About the Seminar
Cell penetrating peptides have a unique potential for targeted drug delivery, therefore, mechanistic understanding of their membrane action has been sought since their discovery over 20 years ago. While ATP-driven endocytosis is known to play a major role in their internalization, there has been also ample evidence for the importance of passive translocation for which the direct mechanism, where the peptide is thought to directly pass through the membrane via a temporary pore, has been widely advocated. In this talk, I will question this view and demonstrate that arginine-rich cell penetrating peptides can instead enter vesicles and cells by inducing multilamellarity and fusion, analogously to the action of calcium ions. The molecular picture of this penetration mode, which differs qualitatively from the previously proposed direct mechanism, is provided by molecular dynamics simulations. In addition, the kinetics of vesicle agglomeration and fusion by nonaarginine, nonalysine, and calcium ions are documented in real time by fluorescence techniques and the induction of multilamellar phases in vesicles and cells is revealed both via electron microscopy and fluorescence spectroscopy. We thus show that the newly identified passive cell penetration mechanism is analoguous to vesicle fusion induced by calcium ions, demonstrating that the two processes are of a common mechanistic origin.

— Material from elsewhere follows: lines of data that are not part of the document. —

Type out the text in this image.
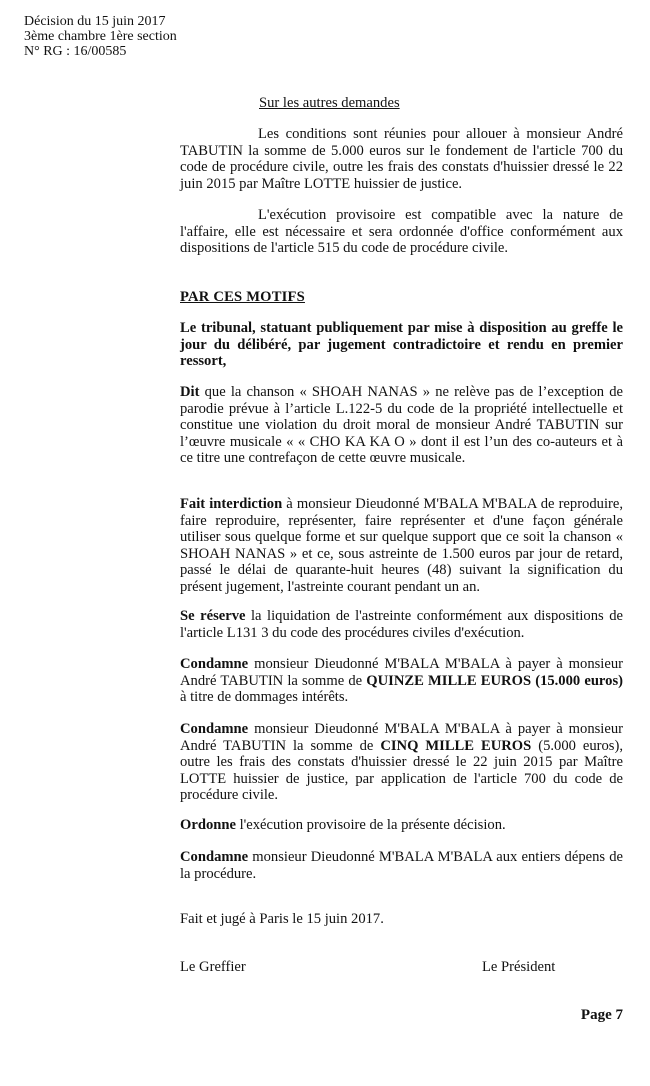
Décision du 15 juin 2017
3ème chambre 1ère section
N° RG : 16/00585
Sur les autres demandes
Les conditions sont réunies pour allouer à monsieur André TABUTIN la somme de 5.000 euros sur le fondement de l'article 700 du code de procédure civile, outre les frais des constats d'huissier dressé le 22 juin 2015 par Maître LOTTE huissier de justice.
L'exécution provisoire est compatible avec la nature de l'affaire, elle est nécessaire et sera ordonnée d'office conformément aux dispositions de l'article 515 du code de procédure civile.
PAR CES MOTIFS
Le tribunal, statuant publiquement par mise à disposition au greffe le jour du délibéré, par jugement contradictoire et rendu en premier ressort,
Dit que la chanson « SHOAH NANAS » ne relève pas de l’exception de parodie prévue à l’article L.122-5 du code de la propriété intellectuelle et constitue une violation du droit moral de monsieur André TABUTIN sur l’œuvre musicale « « CHO KA KA O » dont il est l’un des co-auteurs et à ce titre une contrefaçon de cette œuvre musicale.
Fait interdiction à monsieur Dieudonné M'BALA M'BALA de reproduire, faire reproduire, représenter, faire représenter et d'une façon générale utiliser sous quelque forme et sur quelque support que ce soit la chanson « SHOAH NANAS » et ce, sous astreinte de 1.500 euros par jour de retard, passé le délai de quarante-huit heures (48) suivant la signification du présent jugement, l'astreinte courant pendant un an.
Se réserve la liquidation de l'astreinte conformément aux dispositions de l'article L131 3 du code des procédures civiles d'exécution.
Condamne monsieur Dieudonné M'BALA M'BALA à payer à monsieur André TABUTIN la somme de QUINZE MILLE EUROS (15.000 euros) à titre de dommages intérêts.
Condamne monsieur Dieudonné M'BALA M'BALA à payer à monsieur André TABUTIN la somme de CINQ MILLE EUROS (5.000 euros), outre les frais des constats d'huissier dressé le 22 juin 2015 par Maître LOTTE huissier de justice, par application de l'article 700 du code de procédure civile.
Ordonne l'exécution provisoire de la présente décision.
Condamne monsieur Dieudonné M'BALA M'BALA aux entiers dépens de la procédure.
Fait et jugé à Paris le 15 juin 2017.
Le Greffier	Le Président
Page 7
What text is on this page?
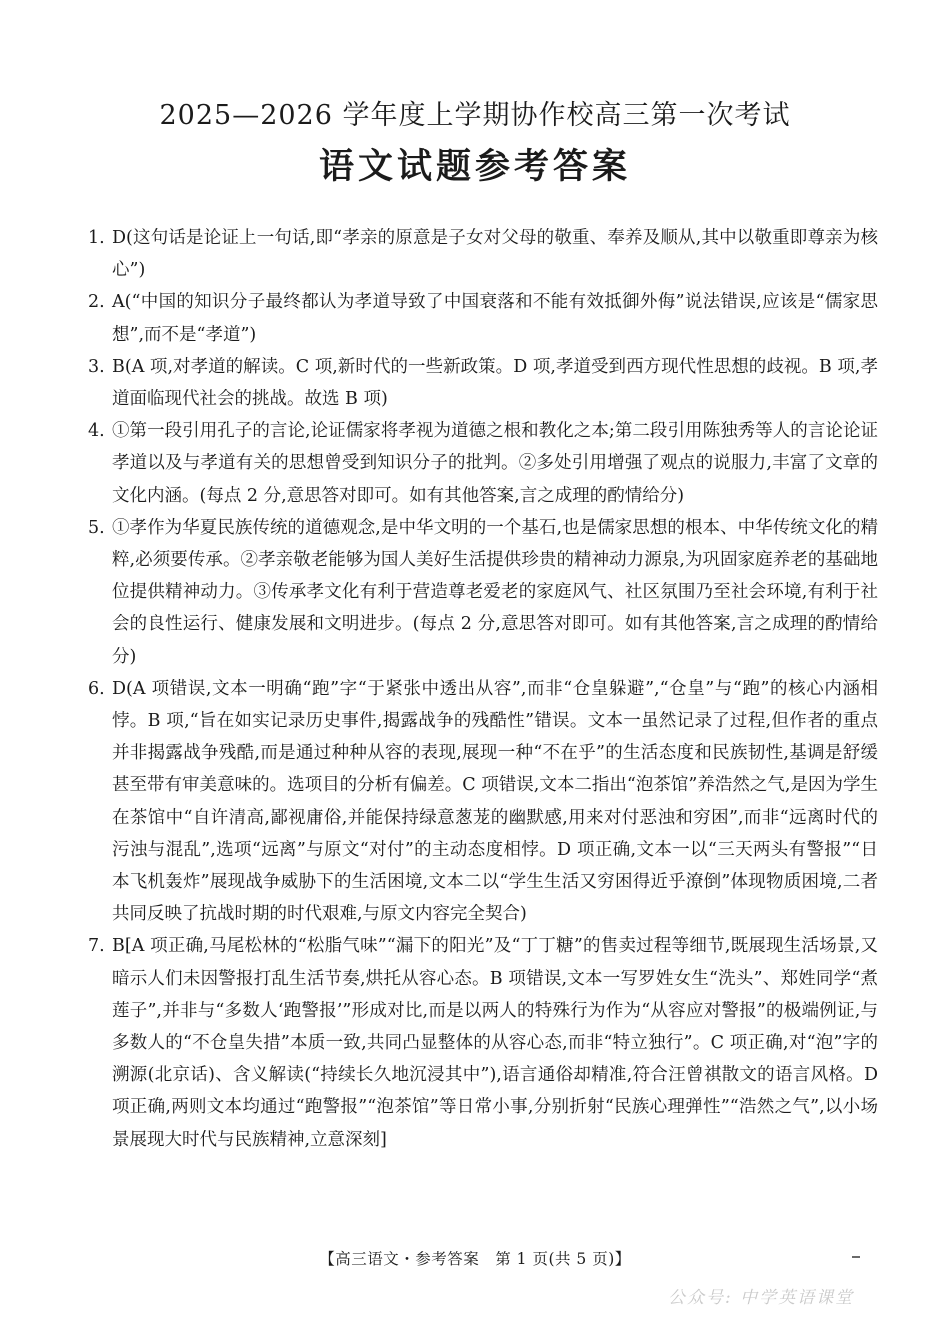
2025—2026 学年度上学期协作校高三第一次考试
语文试题参考答案
1. D(这句话是论证上一句话,即“孝亲的原意是子女对父母的敬重、奉养及顺从,其中以敬重即尊亲为核心”)
2. A(“中国的知识分子最终都认为孝道导致了中国衰落和不能有效抵御外侮”说法错误,应该是“儒家思想”,而不是“孝道”)
3. B(A 项,对孝道的解读。C 项,新时代的一些新政策。D 项,孝道受到西方现代性思想的歧视。B 项,孝道面临现代社会的挑战。故选 B 项)
4. ①第一段引用孔子的言论,论证儒家将孝视为道德之根和教化之本;第二段引用陈独秀等人的言论论证孝道以及与孝道有关的思想曾受到知识分子的批判。②多处引用增强了观点的说服力,丰富了文章的文化内涵。(每点 2 分,意思答对即可。如有其他答案,言之成理的酌情给分)
5. ①孝作为华夏民族传统的道德观念,是中华文明的一个基石,也是儒家思想的根本、中华传统文化的精粹,必须要传承。②孝亲敬老能够为国人美好生活提供珍贵的精神动力源泉,为巩固家庭养老的基础地位提供精神动力。③传承孝文化有利于营造尊老爱老的家庭风气、社区氛围乃至社会环境,有利于社会的良性运行、健康发展和文明进步。(每点 2 分,意思答对即可。如有其他答案,言之成理的酌情给分)
6. D(A 项错误,文本一明确“跑”字“于紧张中透出从容”,而非“仓皇躲避”,“仓皇”与“跑”的核心内涵相悖。B 项,“旨在如实记录历史事件,揭露战争的残酷性”错误。文本一虽然记录了过程,但作者的重点并非揭露战争残酷,而是通过种种从容的表现,展现一种“不在乎”的生活态度和民族韧性,基调是舒缓甚至带有审美意味的。选项目的分析有偏差。C 项错误,文本二指出“泡茶馆”养浩然之气,是因为学生在茶馆中“自许清高,鄙视庸俗,并能保持绿意葱茏的幽默感,用来对付恶浊和穷困”,而非“远离时代的污浊与混乱”,选项“远离”与原文“对付”的主动态度相悖。D 项正确,文本一以“三天两头有警报”“日本飞机轰炸”展现战争威胁下的生活困境,文本二以“学生生活又穷困得近乎潦倒”体现物质困境,二者共同反映了抗战时期的时代艰难,与原文内容完全契合)
7. B[A 项正确,马尾松林的“松脂气味”“漏下的阳光”及“丁丁糖”的售卖过程等细节,既展现生活场景,又暗示人们未因警报打乱生活节奏,烘托从容心态。B 项错误,文本一写罗姓女生“洗头”、郑姓同学“煮莲子”,并非与“多数人‘跑警报’”形成对比,而是以两人的特殊行为作为“从容应对警报”的极端例证,与多数人的“不仓皇失措”本质一致,共同凸显整体的从容心态,而非“特立独行”。C 项正确,对“泡”字的溯源(北京话)、含义解读(“持续长久地沉浸其中”),语言通俗却精准,符合汪曾祺散文的语言风格。D 项正确,两则文本均通过“跑警报”“泡茶馆”等日常小事,分别折射“民族心理弹性”“浩然之气”,以小场景展现大时代与民族精神,立意深刻]
【高三语文・参考答案　第 1 页(共 5 页)】
公众号: 中学英语课堂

Allolio C., Magarkar A., Jurkiewiczf P., Baxová K., Javanainen M., Mason P.E., Sachl R., Cebecauer M., Hof M., Horinek D., Heinz V., Rachel R., Zieglerg C.M., Schrofel A., Jungwirth P.: Arginine-rich cell-penetrating peptides induce membrane multilamellarity and subsequently enter via formation of a fusion pore. Proceedings of the National Academy of Sciences USA 115 (2018) 11923.
About the Speaker
The Jungwirth Lab aims at gaining molecular level understanding of biological processes involving ions using computer simulations in close contact with spectroscopic experiments. Using molecular dynamics simulations and quantum chemical methods we are attempting to establish the mechanisms of ion-protein interactions responsible for the salting out (Hofmeister) series and beyond. Applications of our research range from influencing protein aggregation, precipitation, or denaturation and controlling enzymatic activity to establishing properties of phospholipid bilayers in the presence of ions. One of the key aims within the latter subject is to establish molecular principles governing the action of calcium ions involved in membrane fusion and |cationic cell penetrating peptides (important, e.g., for novel ways of drug delivery to cells). Our related research activities concern electron solvation pertinent to radiation chemistry and DNA damage. And in our free time we entertain ourselves by “balcony experiments” involving, for example, explosions of alkali metals in water, which also allows us to connect to general public and popularize science.